If matrix `A=[a_(ij)]_(3xx)`, matrix `B=[b_(ij)]_(3xx3)`, where `a_(ij)+a_(ji)=0` and `b_(ij)-b_(ji)=0 AA i`, `j`, then `A^(4)*B^(3)` is

To solve the problem, we need to analyze the properties of the matrices \( A \) and \( B \) based on the given conditions, and then find the value of \( A^4 B^3 \). ### Step-by-Step Solution: 1. **Identify the properties of matrix \( A \)**: - We are given that \( a_{ij} + a_{ji} = 0 \) for all \( i, j \). - This condition indicates that matrix \( A \) is skew-symmetric. A skew-symmetric matrix has the property that \( A^T = -A \). **Hint**: Remember that a skew-symmetric matrix has the property that its diagonal elements are zero. 2. **Determine the determinant of matrix \( A \)**: - It is known that the determinant of any skew-symmetric matrix of odd order (like our \( 3 \times 3 \) matrix \( A \)) is zero. - Therefore, \( \text{det}(A) = 0 \). **Hint**: For skew-symmetric matrices, if the order is odd, the determinant is always zero. 3. **Identify the properties of matrix \( B \)**: - We are given that \( b_{ij} - b_{ji} = 0 \) for all \( i, j \). - This condition indicates that matrix \( B \) is symmetric.
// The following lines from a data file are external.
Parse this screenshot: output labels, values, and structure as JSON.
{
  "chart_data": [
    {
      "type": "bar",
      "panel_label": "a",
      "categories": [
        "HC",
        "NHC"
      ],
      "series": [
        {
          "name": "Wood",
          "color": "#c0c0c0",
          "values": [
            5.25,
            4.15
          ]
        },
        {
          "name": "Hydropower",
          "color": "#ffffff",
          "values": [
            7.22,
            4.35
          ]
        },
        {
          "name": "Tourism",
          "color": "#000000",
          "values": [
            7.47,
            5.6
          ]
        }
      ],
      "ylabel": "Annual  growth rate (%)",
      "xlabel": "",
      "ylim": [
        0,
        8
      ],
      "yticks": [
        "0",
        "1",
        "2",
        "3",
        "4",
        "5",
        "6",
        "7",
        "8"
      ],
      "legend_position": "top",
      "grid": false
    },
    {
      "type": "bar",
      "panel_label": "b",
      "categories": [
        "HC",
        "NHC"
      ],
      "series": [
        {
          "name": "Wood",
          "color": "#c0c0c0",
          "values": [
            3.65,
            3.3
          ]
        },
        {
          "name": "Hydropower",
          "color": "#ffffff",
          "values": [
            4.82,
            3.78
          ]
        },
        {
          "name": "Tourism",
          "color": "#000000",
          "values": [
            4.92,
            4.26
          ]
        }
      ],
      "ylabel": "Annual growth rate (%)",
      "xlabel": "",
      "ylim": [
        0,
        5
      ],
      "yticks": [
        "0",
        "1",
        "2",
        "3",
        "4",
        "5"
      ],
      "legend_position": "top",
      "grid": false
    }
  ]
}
A symmetric matrix has the property that \( B^T = B \). **Hint**: A symmetric matrix has equal elements across the diagonal, i.e., \( b_{ij} = b_{ji} \). 4. **Calculate \( A^4 B^3 \)**: - We want to find \( A^4 B^3 \). - We can use the property of determinants: \( \text{det}(A^4 B^3) = \text{det}(A^4) \cdot \text{det}(B^3) \). - Since \( \text{det}(A) = 0 \), we have \( \text{det}(A^4) = (\text{det}(A))^4 = 0^4 = 0 \). **Hint**: The determinant of a product of matrices is the product of their determinants. 5. **Conclusion about \( A^4 B^3 \)**: - Since \( \text{det}(A^4) = 0 \), it follows that \( \text{det}(A^4 B^3) = 0 \cdot \text{det}(B^3) = 0 \). - A matrix with a determinant of zero is a singular matrix. **Hint**: A singular matrix is one that does not have an inverse, which is indicated by a determinant of zero. ### Final Answer: Thus, \( A^4 B^3 \) is a singular matrix.